En termes émotionnels, un procès d’assises, c’est très lourd, d’autant plus quand, dans la famille meurtrie, tous les membres ne sont pas sur la même longueur d’onde. “Nous voulions tous que justice soit faite, sauf que nous avions une vision divergente de la justice. C’est cela qui a été difficile à vivre. Je voulais une justice juste, et dialogique. Ma famille se centrait plus sur la peine qui allait découler du procès : le moyen pour arriver n’était pas essentiel.”

Un mot détesté

Ses proches avaient aussi peur pour Charlotte qu’ils considéraient comme la victime. Ce mot-là, “victime”, “je le déteste”. Chacun a fait ce qu’il pouvait avec ce qu’il vivait, décode-t-elle aujourd’hui.

Elle évoque aussi une justice corporatiste. Son père avait été premier avocat général à Liège, arrondissement où s’est tenu le procès d’assises. “On a fait justice à mon père, pas à moi. Après que j’ai dit ce que j’avais à dire, le président ne m’a plus posé de questions.”

L’écriture de ce livre lui a permis de prendre de la distance. Charlotte Laurent a cherché d’autres parents concernés par un filicide. Madeleine, une jeune femme d’une trentaine d’années, a accepté de participer à son travail. En décembre 2017, ses deux garçons, Jules (6 ans) et Timothée (4 ans) ont été tués par leur père dont elle vivait séparée. En septembre 2019, l’homme a été condamné à perpétuité pour meurtre avec préméditation par la cour d’assises de Liège.

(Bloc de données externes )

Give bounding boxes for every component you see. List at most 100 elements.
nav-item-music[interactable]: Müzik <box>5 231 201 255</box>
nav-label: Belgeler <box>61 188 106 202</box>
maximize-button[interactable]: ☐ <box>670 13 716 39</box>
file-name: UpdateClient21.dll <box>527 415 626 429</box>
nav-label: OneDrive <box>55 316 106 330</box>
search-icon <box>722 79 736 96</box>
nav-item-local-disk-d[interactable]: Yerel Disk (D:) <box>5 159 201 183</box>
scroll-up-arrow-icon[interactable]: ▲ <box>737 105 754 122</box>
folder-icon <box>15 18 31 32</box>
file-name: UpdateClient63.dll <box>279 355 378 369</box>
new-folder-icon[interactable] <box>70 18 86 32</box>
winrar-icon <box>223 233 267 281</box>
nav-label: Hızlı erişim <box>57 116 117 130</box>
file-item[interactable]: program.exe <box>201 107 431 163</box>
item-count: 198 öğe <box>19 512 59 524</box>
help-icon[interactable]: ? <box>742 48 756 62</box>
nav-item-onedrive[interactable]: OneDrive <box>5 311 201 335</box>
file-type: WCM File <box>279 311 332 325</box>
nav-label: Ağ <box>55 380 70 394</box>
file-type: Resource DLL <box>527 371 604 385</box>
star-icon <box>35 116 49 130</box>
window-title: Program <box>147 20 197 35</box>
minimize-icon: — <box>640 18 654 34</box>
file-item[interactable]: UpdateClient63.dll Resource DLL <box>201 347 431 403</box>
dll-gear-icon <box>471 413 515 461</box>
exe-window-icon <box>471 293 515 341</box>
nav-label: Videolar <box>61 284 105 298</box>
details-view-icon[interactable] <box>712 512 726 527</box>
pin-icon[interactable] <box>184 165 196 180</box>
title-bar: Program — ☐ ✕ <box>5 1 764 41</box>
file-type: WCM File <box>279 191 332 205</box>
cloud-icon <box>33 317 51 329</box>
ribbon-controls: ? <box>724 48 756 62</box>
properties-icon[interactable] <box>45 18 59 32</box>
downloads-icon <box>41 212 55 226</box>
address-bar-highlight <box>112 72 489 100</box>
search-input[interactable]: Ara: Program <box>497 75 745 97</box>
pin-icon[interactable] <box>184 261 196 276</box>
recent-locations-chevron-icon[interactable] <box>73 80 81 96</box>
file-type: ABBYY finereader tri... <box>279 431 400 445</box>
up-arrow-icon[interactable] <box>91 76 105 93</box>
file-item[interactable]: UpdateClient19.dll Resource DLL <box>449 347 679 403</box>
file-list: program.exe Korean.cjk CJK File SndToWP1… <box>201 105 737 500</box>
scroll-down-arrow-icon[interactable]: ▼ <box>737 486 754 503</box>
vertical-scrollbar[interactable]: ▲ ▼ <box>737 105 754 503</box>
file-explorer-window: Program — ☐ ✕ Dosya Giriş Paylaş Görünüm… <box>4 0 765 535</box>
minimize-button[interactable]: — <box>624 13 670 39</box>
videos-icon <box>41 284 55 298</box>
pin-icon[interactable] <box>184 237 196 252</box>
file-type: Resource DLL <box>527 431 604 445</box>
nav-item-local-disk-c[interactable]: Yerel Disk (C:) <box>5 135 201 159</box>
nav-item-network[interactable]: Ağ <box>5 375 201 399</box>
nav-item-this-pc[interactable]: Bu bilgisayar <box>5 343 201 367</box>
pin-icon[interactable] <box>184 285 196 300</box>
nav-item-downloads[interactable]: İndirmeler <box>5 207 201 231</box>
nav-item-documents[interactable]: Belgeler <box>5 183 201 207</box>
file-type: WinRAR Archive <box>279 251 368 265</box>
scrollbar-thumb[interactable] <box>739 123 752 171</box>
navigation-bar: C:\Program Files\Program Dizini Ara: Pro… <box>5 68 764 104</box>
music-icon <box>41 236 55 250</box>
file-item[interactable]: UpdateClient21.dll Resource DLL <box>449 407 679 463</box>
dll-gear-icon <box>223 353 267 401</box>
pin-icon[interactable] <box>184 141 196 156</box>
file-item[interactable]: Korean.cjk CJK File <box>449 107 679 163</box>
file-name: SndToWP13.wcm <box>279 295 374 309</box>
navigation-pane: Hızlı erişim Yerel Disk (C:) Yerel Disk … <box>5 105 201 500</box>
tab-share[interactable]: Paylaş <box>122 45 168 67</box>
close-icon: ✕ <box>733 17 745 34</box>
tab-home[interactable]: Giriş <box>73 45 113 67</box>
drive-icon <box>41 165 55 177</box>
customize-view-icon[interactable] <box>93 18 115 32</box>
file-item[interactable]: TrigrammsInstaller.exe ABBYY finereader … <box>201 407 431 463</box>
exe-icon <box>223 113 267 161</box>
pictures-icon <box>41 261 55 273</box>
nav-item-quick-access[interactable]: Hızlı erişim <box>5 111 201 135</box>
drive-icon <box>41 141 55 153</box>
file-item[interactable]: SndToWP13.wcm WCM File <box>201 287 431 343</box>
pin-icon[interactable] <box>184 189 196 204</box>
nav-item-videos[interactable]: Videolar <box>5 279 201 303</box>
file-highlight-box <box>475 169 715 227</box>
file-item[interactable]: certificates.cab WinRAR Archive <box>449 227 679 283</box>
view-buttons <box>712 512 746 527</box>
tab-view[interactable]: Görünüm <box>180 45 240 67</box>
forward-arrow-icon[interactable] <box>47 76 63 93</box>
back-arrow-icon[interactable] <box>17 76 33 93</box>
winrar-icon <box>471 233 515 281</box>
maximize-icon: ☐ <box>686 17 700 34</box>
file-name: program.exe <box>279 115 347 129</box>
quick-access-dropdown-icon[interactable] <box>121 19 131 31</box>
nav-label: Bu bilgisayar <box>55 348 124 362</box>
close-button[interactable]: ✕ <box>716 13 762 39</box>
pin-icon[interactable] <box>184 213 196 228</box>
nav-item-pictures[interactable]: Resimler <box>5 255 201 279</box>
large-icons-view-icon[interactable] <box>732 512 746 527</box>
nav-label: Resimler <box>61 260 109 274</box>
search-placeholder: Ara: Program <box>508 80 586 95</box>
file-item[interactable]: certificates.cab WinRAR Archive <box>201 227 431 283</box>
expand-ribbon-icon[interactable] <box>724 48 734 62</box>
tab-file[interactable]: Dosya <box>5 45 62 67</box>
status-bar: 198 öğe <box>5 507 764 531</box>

Les deux histoires sont traversées de similitudes : il s’agit de deux mères dont le couple traverse une période de rupture et qui ont perdu leurs deux enfants en bas âge tués par leur père.

Un certain recul

L’autrice s’est servie de ce témoignage pour le confronter à son vécu de mère victime. “Et je me suis rencontrée moi-même.” Pour les besoins de la recherche, elle s’est fait interviewer par une collègue avant de travailler elle-même ce matériau. “Cela m’a demandé un certain recul par rapport à mon histoire.”

Ce qui ressort du livre ? “Toutes les victimes ne sont pas pareilles. C’est un mot vide. Au final, toutes les deux, on n’est pas satisfaites de la justice.”

De n’avoir pas eu la place qu’elles auraient dû occuper. Madeleine, pourtant en accord avec la rationalité pénale moderne, s’est sentie mise à l’écart, avec l’impression que l’accusé était au centre et occupait le devant de la scène, aux côtés du ministère public.

Charlotte, en désaccord avec “cette justice haineuse”, s’est, elle, sentie littéralement expropriée de son propre conflit. “Je n’avais juste pas envie de ça. Je n’ai pas choisi de ne pas ressentir de haine. Il faut faire avec. Ça m’a sauvée de ne pas lâcher mon point de vue et de ne pas me laisser aspirer par l’opinion publique, par la justice. Depuis le début, j’ai ma ligne de conduite et je suis restée dessus.”

* Justice et infanticide, expériences des proches de victimes, Éditions Larcier.